I FORECAST that Theresa May's term would end in tears. I suggested her likely successor, Boris Johnson, is trouble. After her weepy farewell and as the battle to succeed her heats up and the EU election results sink in, there are only two things to add.
FIRSTLY, if you believe the line that May was the worst prime minister ever, wait until you see the next one. Secondly, about that sobbing in Downing Street. Mrs May wrote her own resignation speech. She must have known that the closing line about loving her country would reduce her to tears, so why write it, and why read it out? Real tears deserve all our sympathy. Self-induced tears don't.
WHEN it comes to saying goodbye, I much preferred Tony Blair's last words to the Commons in 2007: "I wish everyone, friend or foe, well and that is that, the end." It had an air of Bilbo Baggins about it. I half-expected Blair to slip the Ring on his finger and vanish. And although it was the end only of Blair's political life as an MP, his words reminded me of Shakespeare's lines on the death of Macbeth: "Nothing in his life became him like the leaving it."
HISTORY'S verdict on Theresa May? Columnist Rod Liddle quipped: "In negotiating with Brussels she was hopeless - the kind of person who comes out of DFS with a full-price sofa."
AS next week's 75th anniversary of D-Day approaches, I take pride in my little book, For a Shilling a Day. First published in 2002, it's a compilation of interviews with about 200 old warriors, most of whom have since died.
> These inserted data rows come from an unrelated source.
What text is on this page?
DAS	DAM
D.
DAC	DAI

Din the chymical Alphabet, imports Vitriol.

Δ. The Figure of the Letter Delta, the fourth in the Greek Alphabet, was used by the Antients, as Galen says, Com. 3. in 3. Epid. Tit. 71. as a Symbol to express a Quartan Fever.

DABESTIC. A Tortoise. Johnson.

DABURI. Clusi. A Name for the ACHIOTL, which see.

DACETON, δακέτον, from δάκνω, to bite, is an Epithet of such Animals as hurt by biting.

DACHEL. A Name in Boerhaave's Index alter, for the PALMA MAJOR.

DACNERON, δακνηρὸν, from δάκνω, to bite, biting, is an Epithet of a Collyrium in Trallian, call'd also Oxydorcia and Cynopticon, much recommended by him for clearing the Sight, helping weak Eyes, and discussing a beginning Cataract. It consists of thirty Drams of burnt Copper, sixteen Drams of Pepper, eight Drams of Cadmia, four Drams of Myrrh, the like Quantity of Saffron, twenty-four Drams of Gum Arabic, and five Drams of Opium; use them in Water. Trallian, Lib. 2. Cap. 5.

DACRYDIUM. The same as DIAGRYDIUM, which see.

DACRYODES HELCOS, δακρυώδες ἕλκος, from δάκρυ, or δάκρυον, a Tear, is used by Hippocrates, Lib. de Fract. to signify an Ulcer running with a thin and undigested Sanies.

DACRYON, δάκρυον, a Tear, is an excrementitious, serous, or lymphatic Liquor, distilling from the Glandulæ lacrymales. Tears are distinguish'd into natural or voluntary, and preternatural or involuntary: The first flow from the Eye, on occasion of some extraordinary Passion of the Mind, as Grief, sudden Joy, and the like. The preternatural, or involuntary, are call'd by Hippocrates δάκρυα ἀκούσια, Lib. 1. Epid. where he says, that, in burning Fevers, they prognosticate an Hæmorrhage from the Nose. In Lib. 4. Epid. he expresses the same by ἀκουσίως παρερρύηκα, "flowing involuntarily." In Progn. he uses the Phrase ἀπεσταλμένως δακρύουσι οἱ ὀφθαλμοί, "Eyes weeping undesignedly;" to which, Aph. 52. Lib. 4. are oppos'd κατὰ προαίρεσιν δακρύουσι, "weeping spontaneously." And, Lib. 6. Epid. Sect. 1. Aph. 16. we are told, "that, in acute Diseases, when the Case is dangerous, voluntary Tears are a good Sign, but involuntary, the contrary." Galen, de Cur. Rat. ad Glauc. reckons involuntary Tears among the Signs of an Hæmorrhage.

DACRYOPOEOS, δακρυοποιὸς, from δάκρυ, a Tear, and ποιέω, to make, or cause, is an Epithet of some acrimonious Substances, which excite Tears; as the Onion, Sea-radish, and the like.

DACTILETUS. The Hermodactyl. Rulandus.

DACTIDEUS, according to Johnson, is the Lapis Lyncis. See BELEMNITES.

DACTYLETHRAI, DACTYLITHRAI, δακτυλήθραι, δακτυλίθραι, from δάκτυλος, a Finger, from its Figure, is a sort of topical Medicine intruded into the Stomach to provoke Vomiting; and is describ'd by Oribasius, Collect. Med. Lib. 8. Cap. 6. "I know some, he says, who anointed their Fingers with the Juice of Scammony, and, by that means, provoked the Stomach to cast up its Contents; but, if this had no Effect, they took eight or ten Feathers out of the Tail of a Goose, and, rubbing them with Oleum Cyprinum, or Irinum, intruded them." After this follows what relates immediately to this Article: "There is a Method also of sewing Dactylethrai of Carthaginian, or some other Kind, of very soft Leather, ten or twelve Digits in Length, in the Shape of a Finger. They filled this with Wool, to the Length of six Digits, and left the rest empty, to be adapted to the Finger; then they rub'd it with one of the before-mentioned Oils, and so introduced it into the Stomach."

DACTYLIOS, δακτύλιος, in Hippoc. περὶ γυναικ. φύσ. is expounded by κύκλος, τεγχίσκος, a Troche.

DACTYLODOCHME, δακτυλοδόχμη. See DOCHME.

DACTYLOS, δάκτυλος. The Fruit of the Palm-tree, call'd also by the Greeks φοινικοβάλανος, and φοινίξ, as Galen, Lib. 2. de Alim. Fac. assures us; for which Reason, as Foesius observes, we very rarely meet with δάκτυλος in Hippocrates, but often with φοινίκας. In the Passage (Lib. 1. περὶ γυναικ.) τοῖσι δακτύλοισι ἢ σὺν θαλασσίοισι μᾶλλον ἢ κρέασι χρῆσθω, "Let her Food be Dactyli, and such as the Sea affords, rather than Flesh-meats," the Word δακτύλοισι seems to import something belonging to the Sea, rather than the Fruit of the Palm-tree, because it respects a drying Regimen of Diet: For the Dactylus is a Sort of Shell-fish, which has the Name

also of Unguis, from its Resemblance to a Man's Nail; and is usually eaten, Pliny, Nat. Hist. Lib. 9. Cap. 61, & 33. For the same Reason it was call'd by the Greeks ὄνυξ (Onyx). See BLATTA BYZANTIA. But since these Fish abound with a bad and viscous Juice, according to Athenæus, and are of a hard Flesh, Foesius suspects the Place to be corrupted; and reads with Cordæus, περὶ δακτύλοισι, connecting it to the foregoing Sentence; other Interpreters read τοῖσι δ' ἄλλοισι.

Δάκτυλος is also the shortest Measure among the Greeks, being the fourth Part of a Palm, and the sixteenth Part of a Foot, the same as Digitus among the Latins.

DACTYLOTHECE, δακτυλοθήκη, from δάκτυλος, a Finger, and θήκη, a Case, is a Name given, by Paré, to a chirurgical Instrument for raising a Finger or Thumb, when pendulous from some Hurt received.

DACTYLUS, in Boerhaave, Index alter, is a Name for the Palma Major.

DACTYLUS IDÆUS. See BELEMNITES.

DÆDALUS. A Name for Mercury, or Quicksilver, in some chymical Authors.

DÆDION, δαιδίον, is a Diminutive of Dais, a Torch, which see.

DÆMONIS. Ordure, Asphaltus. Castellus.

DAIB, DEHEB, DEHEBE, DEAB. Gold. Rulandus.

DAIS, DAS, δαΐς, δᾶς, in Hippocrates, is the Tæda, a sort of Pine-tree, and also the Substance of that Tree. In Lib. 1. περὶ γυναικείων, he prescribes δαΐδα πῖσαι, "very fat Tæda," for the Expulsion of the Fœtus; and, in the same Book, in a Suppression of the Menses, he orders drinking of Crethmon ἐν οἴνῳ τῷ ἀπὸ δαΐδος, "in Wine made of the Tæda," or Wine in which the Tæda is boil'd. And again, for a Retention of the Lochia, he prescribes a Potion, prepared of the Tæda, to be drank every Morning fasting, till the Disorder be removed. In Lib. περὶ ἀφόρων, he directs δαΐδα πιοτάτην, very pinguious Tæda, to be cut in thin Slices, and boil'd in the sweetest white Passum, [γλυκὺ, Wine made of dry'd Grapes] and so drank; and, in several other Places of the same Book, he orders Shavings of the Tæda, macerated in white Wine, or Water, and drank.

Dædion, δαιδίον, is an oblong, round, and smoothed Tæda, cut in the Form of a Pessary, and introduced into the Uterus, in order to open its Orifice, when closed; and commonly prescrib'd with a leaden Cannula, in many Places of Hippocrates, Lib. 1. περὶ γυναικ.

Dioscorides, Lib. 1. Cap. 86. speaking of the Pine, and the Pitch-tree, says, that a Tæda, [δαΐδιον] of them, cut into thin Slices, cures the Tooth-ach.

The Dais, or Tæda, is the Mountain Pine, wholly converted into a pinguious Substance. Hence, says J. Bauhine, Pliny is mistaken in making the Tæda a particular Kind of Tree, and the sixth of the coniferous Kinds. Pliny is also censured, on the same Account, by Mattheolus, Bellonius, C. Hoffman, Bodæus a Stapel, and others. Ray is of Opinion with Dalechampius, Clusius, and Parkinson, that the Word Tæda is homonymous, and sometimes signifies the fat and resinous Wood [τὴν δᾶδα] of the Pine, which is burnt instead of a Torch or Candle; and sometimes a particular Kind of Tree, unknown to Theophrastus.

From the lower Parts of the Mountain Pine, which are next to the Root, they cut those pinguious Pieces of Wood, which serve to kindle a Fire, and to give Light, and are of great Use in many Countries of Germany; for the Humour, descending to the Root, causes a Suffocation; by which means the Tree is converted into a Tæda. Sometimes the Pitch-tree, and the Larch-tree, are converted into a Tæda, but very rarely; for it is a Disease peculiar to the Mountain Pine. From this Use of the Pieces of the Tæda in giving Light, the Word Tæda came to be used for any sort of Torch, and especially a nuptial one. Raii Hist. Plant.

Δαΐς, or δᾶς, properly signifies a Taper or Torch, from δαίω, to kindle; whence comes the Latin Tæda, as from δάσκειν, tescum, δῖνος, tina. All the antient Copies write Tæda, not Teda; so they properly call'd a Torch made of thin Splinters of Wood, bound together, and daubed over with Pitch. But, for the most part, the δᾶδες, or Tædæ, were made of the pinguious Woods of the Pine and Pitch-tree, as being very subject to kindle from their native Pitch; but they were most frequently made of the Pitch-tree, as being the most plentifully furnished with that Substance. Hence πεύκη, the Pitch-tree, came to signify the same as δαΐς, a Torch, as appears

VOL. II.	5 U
The chapter on D-Day from the first glider landings to nightfall on June 6, 1944, is told by squaddies and sailors who were there. Thanks to their powers of recall, it builds into one of the most vivid narratives of the Longest Day you'll find anywhere. For a Shilling a Day is no longer available new but, as bookshops and libraries turn over their stock, you can occasionally pick up good used copies for less than a fiver.
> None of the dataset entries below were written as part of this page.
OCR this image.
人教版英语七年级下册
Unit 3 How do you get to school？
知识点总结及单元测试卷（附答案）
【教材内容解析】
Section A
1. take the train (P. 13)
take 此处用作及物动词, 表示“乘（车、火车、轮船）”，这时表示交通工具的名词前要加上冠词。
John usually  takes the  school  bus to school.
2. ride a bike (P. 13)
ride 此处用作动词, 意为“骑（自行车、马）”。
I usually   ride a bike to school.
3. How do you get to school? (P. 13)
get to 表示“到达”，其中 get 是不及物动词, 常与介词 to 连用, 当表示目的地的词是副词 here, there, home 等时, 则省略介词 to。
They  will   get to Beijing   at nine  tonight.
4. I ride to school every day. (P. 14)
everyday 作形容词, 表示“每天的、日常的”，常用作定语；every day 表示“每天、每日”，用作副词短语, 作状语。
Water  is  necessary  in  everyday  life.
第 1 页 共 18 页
I FOUND a copy for £3 on eBay a few days ago. I was not surprised that it fell open at the much-read section on D-Day and the incomparable memories of Sgt Horace Hill from Cradley. As the commander of a converted Churchill tank, he was pitched against the beach defences of Hitler's "impregnable" Atlantic Wall. It took the Nazis four years to build them. Horace and his pals smashed through them in just half an hour. What a day. What memories. And what a privilege to have talked with so many old soldiers to get it all down, before it was too late.
HATS off to the no-fly movement, a small but growing body of people who have chosen never to fly. I used to know lots of people like that. They were called grandparents.